Posted by Sean Tweedy on March 24,2010 | 05:45 PM
The scientists did not even consider where a vast majority of contaminants originate from which is run-off and ocean dumping. The amount of solid waste dumped in the Atlantic ocean from the tri-state area NY, NJ, DE (which is supposed to be dumped 100 miles off-shore near the canyon which it is not meaning shallow water) has not even been examined, gauged or even monitored. Does everyone think that once it is dumped it simply "goes away" and does not remain in the water? The amount of mercury in batteries dumped in the last 50 years is still in the ocean - all you have to do is look for it where it is being dumped. Oh, let's not forget all the radioactive waste dumped of the VA coast in the 1960's...eveyone forgot about that as well. The US has used the ocean as a garbage can and toilet, now they wonder why it is so polluted?
Posted by Mark V on March 24,2010 | 05:07 PM
I thought Mercury was an element...you can't break down an element but only extract it....
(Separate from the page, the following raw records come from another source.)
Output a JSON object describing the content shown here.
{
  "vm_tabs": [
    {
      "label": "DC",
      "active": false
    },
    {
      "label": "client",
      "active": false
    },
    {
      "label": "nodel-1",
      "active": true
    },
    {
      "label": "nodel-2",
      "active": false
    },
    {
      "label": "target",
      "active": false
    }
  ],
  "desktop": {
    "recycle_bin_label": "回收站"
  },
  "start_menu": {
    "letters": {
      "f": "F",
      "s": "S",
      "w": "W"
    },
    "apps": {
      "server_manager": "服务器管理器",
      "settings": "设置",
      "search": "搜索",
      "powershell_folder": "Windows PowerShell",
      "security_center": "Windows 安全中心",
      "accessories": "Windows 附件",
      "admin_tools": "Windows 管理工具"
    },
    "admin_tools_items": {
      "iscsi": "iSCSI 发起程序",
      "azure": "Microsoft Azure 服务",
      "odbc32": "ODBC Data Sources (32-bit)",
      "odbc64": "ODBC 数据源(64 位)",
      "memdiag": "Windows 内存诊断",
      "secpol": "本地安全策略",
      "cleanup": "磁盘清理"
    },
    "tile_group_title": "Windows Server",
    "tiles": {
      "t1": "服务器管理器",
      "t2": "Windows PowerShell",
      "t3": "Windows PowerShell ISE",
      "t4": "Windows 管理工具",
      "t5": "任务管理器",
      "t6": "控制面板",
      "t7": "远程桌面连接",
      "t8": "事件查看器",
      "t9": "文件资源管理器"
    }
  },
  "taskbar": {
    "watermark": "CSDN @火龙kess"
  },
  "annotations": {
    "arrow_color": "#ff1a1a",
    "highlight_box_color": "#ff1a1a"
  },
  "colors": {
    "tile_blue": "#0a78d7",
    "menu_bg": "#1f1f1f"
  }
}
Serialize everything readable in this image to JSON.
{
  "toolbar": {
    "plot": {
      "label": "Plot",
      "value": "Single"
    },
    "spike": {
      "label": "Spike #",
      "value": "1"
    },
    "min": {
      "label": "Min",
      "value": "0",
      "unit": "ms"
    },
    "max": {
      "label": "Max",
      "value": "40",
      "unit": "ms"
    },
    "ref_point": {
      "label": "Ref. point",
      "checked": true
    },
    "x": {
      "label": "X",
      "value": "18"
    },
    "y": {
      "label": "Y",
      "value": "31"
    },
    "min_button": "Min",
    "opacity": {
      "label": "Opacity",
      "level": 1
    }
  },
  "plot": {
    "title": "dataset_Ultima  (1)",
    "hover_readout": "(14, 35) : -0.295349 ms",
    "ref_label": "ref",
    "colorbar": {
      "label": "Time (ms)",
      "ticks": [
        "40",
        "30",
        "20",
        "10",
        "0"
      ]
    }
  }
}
Posted by j san on March 24,2010 | 03:49 PM
I was working for a tuna factory for 20 years, on 1972-1991 and all this time as a chemist i analize raw tuna meat and already canned tuna, I remember that tuna over 30lbs have the higher concentration of methylmercury (less than o.10ppm), majority only have traces of mercury.Fish over 100lbs are the highest (over 2.0ppm).Also all depend of the area of origin. Canned tuna is 100% safe for comsumtion.
Posted by Francisco Ramirez on March 1,2010 | 08:27 PM
i am doing a project and i want to know way more about this terrific biome! so please email me about what you guys think i should do and yes you have my email so feel free=)
Posted by zakia on September 23,2009 | 03:19 PM
What mercury compounds to be broken down? I thought mercury, HG was toxic.
Posted by john adams on October 29,2008 | 12:53 AM
maybe if the world knew about the harmful stuff in fish we wuldent eat so much. wich would cause for people to eat less fish and eventually result in a bigger fish population.
Posted by Susan Mccollough on November 27,2007 | 06:20 PM
What genius Judge ruled not to put warnings on cans of tuna showing levels of mercury? Who gives a dang if it's natural or not naturally occurring mercury. You still need to warn 90% of the people who aren't going to take the time to educate themselves. If you put the warning on the cans, you'll educate a whole lot of people really quickly. Hence, the more people you have aware of the problem, the more they will push for regulations that will spawn (pardon the pun) more research money to investigate the problem or to invent a process to remove the mercury from caught fish (wouldn't that be a revelation). Sometimes you professors and law makers are thinking so hard and can't see the school for the fish. I'll close with a quote from the famous Mary Patrick "Lets all work together to do what's right."